Looking backward, I see another interesting opportunity for the blending of the two platforms; PSN downloadable games. If a PSP2 can run MGS4, it would stand to reason that it would also run Joe Danger or Lara Croft and the Guardian of Light. Much like running PSP2 games on a PS3 would increase the potential user base for PSP2 development, the ability to run PSN downloadables would increase the number of possible customers for all those 10 and 15 dollar titles, as well. Imagine being able to take Pac Man CE DX with you, anywhere you go, anytime you want.

The icing on the cake for me would be full trophy support and cloud saving or at least the ability to sync saves between the two platforms. That puts the power of choice in the hands of the gamer and makes it more a matter of personal preference. Even though I do not really have any interest in this thing based on the price, the idea that I might be able to play a game on a home console and move it to a handheld to keep going is pretty damn exciting to me. Time will tell if any of this is even in Sony's plans for PSP2, but thinking about it sure is interesting.

1.25.2011

Change Is Dumb

Hi, I used to be Naked Eskimo. Thing is, I don't want to be Naked Eskimo, anymore. I am neither Naked, nor an Eskimo. The name evokes nothing about me as a person or what I wanted to write about, which is part of why I had all but abandoned this blog. In fact, it got to a point where seeing the name caused douche chills to run down my spine, so I have been rattling my brain for the last few months trying to come up with something that encapsulates me. Equal Opportunity Dork very much describes me and what I am about. To the point that when I said it out loud, my wife just kind of smirked and said "That is so you". I kind of knew I'd hit the nail on the head, right then.

For a bit of background, when I decided to try on Naked Eskimo as an internet handle/callsign/whateverthefuck, I thought I was being really clever. It sounded all ironic, the idea of an eskimo standing around in places where eskimos live, naked as the day he was born. Then about a year ago, it occurred to me that eskimos getting naked isn't ironic, at all. I mean, they're human. They bathe, they shit, they fuck. Kinda hard to do any of that with clothes on, eh? Then I was listening to Movie Meltdown and they were talking about hipster douche bags and their "ironic" T-shirts and I realized that I too hated hipster douche bags in ironic T-shirts. Then I realized I was a hipster douche bag with an ironic blogger name. Fuck.

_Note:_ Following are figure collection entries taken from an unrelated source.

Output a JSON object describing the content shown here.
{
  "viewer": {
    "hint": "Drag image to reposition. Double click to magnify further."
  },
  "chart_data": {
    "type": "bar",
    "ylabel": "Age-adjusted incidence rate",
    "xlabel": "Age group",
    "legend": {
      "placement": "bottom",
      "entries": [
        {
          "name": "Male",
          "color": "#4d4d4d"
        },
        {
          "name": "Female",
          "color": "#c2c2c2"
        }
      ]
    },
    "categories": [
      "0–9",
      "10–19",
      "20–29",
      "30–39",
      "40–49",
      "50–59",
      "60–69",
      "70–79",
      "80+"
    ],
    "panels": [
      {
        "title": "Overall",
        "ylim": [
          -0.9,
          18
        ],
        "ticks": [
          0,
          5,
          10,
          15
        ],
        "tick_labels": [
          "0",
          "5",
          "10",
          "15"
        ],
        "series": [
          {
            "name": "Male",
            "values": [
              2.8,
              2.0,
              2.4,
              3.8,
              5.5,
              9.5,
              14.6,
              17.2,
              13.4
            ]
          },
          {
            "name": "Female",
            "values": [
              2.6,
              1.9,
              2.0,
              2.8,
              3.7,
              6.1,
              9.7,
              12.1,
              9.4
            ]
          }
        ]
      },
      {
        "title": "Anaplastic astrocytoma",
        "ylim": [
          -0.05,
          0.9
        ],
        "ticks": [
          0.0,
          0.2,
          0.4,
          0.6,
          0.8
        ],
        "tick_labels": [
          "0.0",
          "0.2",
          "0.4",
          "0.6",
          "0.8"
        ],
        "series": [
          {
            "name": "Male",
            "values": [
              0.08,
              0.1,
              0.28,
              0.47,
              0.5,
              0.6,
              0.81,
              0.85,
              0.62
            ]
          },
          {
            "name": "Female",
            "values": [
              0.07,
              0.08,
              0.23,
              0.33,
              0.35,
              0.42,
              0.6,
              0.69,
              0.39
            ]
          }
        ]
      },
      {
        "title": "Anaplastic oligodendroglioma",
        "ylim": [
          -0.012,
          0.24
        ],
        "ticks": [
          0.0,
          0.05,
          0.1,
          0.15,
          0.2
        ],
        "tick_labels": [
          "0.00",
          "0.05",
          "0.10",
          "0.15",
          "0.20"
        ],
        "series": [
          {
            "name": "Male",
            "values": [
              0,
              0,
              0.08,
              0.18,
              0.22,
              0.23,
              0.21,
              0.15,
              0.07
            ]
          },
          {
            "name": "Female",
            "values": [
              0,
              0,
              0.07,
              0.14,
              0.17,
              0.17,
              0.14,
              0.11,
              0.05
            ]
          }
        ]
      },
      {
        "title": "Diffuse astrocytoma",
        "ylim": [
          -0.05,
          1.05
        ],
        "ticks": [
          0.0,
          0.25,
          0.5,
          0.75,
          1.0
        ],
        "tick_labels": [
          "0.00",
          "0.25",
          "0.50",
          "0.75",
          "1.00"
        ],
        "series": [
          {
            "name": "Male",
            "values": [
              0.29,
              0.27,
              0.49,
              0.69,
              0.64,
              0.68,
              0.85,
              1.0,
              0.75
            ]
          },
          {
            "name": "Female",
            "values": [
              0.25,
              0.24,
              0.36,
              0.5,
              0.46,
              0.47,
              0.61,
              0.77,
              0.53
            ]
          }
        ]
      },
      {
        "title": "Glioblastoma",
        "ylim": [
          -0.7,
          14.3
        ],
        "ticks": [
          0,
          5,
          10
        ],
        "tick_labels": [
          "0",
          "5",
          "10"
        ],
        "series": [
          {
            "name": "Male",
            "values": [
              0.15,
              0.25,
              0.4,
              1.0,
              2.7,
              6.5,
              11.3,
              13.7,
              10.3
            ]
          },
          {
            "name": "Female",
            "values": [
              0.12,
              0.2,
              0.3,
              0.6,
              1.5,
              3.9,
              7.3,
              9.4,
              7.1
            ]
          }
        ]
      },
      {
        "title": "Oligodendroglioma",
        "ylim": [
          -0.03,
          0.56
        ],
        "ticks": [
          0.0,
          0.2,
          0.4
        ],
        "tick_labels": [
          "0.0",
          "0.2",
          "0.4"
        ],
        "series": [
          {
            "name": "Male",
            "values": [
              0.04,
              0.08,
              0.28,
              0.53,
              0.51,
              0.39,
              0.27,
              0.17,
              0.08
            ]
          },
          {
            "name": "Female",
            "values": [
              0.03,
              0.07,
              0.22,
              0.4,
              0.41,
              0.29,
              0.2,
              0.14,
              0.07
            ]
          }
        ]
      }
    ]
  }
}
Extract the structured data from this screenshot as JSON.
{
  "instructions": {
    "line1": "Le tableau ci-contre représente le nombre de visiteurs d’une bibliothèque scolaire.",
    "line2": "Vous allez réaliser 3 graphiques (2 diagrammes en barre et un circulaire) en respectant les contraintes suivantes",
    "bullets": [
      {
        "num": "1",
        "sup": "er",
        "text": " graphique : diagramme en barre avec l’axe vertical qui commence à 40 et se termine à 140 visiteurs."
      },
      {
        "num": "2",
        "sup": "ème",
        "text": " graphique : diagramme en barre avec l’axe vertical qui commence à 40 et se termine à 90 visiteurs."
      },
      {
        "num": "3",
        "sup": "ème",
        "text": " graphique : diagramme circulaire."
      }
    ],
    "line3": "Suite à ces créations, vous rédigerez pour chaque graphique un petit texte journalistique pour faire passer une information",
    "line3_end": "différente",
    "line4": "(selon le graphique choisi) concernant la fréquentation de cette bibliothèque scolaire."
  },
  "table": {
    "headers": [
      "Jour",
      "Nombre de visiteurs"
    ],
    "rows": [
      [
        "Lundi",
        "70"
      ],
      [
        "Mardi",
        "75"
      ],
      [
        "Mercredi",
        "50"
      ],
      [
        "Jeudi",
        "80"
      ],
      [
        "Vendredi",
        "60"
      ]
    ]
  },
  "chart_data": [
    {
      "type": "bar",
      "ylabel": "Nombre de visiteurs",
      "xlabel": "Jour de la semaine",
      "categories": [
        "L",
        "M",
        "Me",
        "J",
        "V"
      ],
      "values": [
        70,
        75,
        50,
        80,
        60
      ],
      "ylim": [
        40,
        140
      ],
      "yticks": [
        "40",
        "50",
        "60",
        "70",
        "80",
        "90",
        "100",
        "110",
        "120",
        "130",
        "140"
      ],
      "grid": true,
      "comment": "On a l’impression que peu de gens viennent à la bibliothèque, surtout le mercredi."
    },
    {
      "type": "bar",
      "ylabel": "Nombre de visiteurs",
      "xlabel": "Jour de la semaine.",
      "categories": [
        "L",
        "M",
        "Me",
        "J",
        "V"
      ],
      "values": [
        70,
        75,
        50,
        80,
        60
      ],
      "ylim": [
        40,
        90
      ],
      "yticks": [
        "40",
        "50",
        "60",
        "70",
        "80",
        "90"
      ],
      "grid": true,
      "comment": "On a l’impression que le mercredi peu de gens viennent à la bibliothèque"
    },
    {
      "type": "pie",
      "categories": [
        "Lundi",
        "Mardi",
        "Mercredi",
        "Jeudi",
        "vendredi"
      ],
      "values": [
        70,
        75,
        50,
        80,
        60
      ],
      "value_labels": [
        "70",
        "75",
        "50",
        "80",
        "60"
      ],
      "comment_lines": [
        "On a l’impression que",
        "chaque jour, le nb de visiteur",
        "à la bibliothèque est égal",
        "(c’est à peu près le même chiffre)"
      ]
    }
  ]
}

The thing about me is that I don't have one single dorky thing that I am passionate about. I have heated, volatile arguments with my friends about everything from music to movies to Transformers. I am as content watching episodes of Thundarr the Barbarian as I am watching Inception or Pirahna 3D. Point being, I can geek out on pretty much any subject you can think of and not one of them really holds a bigger place in my heart than another. Even as much as I play World of Warcraft, it is by no means the only thing in the world I want to blog about.

So, here, I make my stand and say to the world, bring on your dorky, your geeky, your nerdy shit. Serve it to me on a Superman lunch tray while I drink from a Star Wars mug while wearing my Mooby's name tag. I do not fear your scorn and I pledge from this day forward to lay bare the true breadth of my gooberish passions. This time, with the promise that I am, in fact, fully clothed.